Well, I built lxd 4.20 from source and update it on all nodes. Then I completely remove /var/lib/lxd, restart lxd everywhere and rebuilt cluster.
All looking fine:
But when I tried to use a new cluster, the situation described above is repeated.
systemctl status lxd ... ноя 24 14:38:38 klg-wg-server lxd[32332]: t=2021-11-24T14:38:38+0200 lvl=eror msg="Failed to load instances for snapshot expiry" err="failed to begin transaction: checkpoint in progress" ноя 24 14:38:44 klg-wg-server lxd[32332]: t=2021-11-24T14:38:44+0200 lvl=warn msg="Failed to get current cluster members" err="failed to begin transaction: checkpoint in progress" ноя 24 14:38:47 klg-wg-server lxd[32332]: t=2021-11-24T14:38:47+0200 lvl=warn msg="Failed getting raft nodes" err="failed to begin transaction: checkpoint in progress" ноя 24 14:39:10 klg-wg-server lxd[32332]: t=2021-11-24T14:39:10+0200 lvl=warn msg="Failed to get current cluster members" err="failed to begin transaction: checkpoint in progress" ноя 24 14:39:12 klg-wg-server lxd[32332]: t=2021-11-24T14:39:12+0200 lvl=warn msg="Failed to get current cluster members" err="failed to begin transaction: checkpoint in progress" ноя 24 14:39:35 klg-wg-server lxd[32332]: t=2021-11-24T14:39:35+0200 lvl=warn msg="Failed to get current cluster members" err="failed to begin transaction: checkpoint in progress" ноя 24 14:39:36 klg-wg-server lxd[32332]: t=2021-11-24T14:39:36+0200 lvl=warn msg="Failed getting raft nodes" err="failed to begin transaction: checkpoint in progress" ноя 24 14:39:37 klg-wg-server lxd[32332]: t=2021-11-24T14:39:37+0200 lvl=eror msg="Failed getting volumes for auto custom volume snapshot task" err="failed to begin transaction: checkpoint in progress" ноя 24 14:39:38 klg-wg-server lxd[32332]: t=2021-11-24T14:39:38+0200 lvl=eror msg="Unable to retrieve the list of expired custom volume snapshots" err="failed to begin transaction: checkpoint in progress" ноя 24 14:39:40 klg-wg-server lxd[32332]: t=2021-11-24T14:39:40+0200 lvl=eror msg="Failed to load instances for snapshot expiry" err="failed to begin transaction: checkpoint in progress"

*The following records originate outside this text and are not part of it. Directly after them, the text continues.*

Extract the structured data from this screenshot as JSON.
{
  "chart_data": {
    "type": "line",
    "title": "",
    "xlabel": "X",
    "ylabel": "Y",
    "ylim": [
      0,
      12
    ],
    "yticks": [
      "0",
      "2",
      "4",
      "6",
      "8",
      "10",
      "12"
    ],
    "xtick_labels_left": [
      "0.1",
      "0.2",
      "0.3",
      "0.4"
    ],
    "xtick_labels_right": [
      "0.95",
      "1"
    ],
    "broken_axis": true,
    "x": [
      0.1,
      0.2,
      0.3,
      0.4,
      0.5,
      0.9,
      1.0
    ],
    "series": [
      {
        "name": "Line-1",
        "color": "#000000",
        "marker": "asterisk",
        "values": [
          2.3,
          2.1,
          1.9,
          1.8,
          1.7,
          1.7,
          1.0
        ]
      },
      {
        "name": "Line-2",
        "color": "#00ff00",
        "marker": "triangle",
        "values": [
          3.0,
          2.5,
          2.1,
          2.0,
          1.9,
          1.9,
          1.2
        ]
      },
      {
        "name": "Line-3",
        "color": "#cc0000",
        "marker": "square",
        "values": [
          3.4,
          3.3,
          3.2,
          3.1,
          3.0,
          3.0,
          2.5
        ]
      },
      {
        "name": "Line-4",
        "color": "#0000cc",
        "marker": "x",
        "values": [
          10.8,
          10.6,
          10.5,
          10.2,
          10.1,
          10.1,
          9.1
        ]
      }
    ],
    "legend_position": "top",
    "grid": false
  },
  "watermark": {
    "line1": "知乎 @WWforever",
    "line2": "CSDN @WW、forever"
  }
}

Cluster is inoperable again. In lxd logs are records about some offline members:
... t=2021-11-24T14:51:13+0300 lvl=warn msg="Excluding offline member from refresh" ID=2 address=10.59.0.200:8443 lastHeartbeat=2021-11-24T13:50:45+0200 raftID=2 t=2021-11-24T14:51:13+0300 lvl=warn msg="Excluding offline member from refresh" ID=3 address=10.59.0.201:8443 lastHeartbeat=2021-11-24T13:50:38+0200 raftID=3 t=2021-11-24T14:52:39+0300 lvl=warn msg="Excluding offline member from refresh" ID=4 address=10.59.0.202:8443 lastHeartbeat=2021-11-24T13:52:11+0200 raftID=4 t=2021-11-24T14:52:39+0300 lvl=warn msg="Excluding offline member from refresh" ID=2 address=10.59.0.200:8443 lastHeartbeat=2021-11-24T13:52:10+0200 raftID=2 t=2021-11-24T14:52:39+0300 lvl=warn msg="Excluding offline member from refresh" ID=3 address=10.59.0.201:8443 lastHeartbeat=2021-11-24T13:51:57+0200 raftID=3 t=2021-11-24T15:00:13+0300 lvl=warn msg="Excluding offline member from refresh" ID=3 address=10.59.0.201:8443 lastHeartbeat=2021-11-24T13:59:44+0200 raftID=3
This nodes are physically online and lxd daemon is loaded on it.
It’s a SQLite checkpoint that will not write to disk normally, it moves transactions from the WAL to the main database, but these are all in-memory in dqlite’s case. (see Write-Ahead Logging. )
@solo Can you start lxd with the environment variables LIBRAFT_TRACE=1 and LIBDQLITE_TRACE=1 on the problematic node, this will write a bunch of tracing to stderr, might help me identify the issue.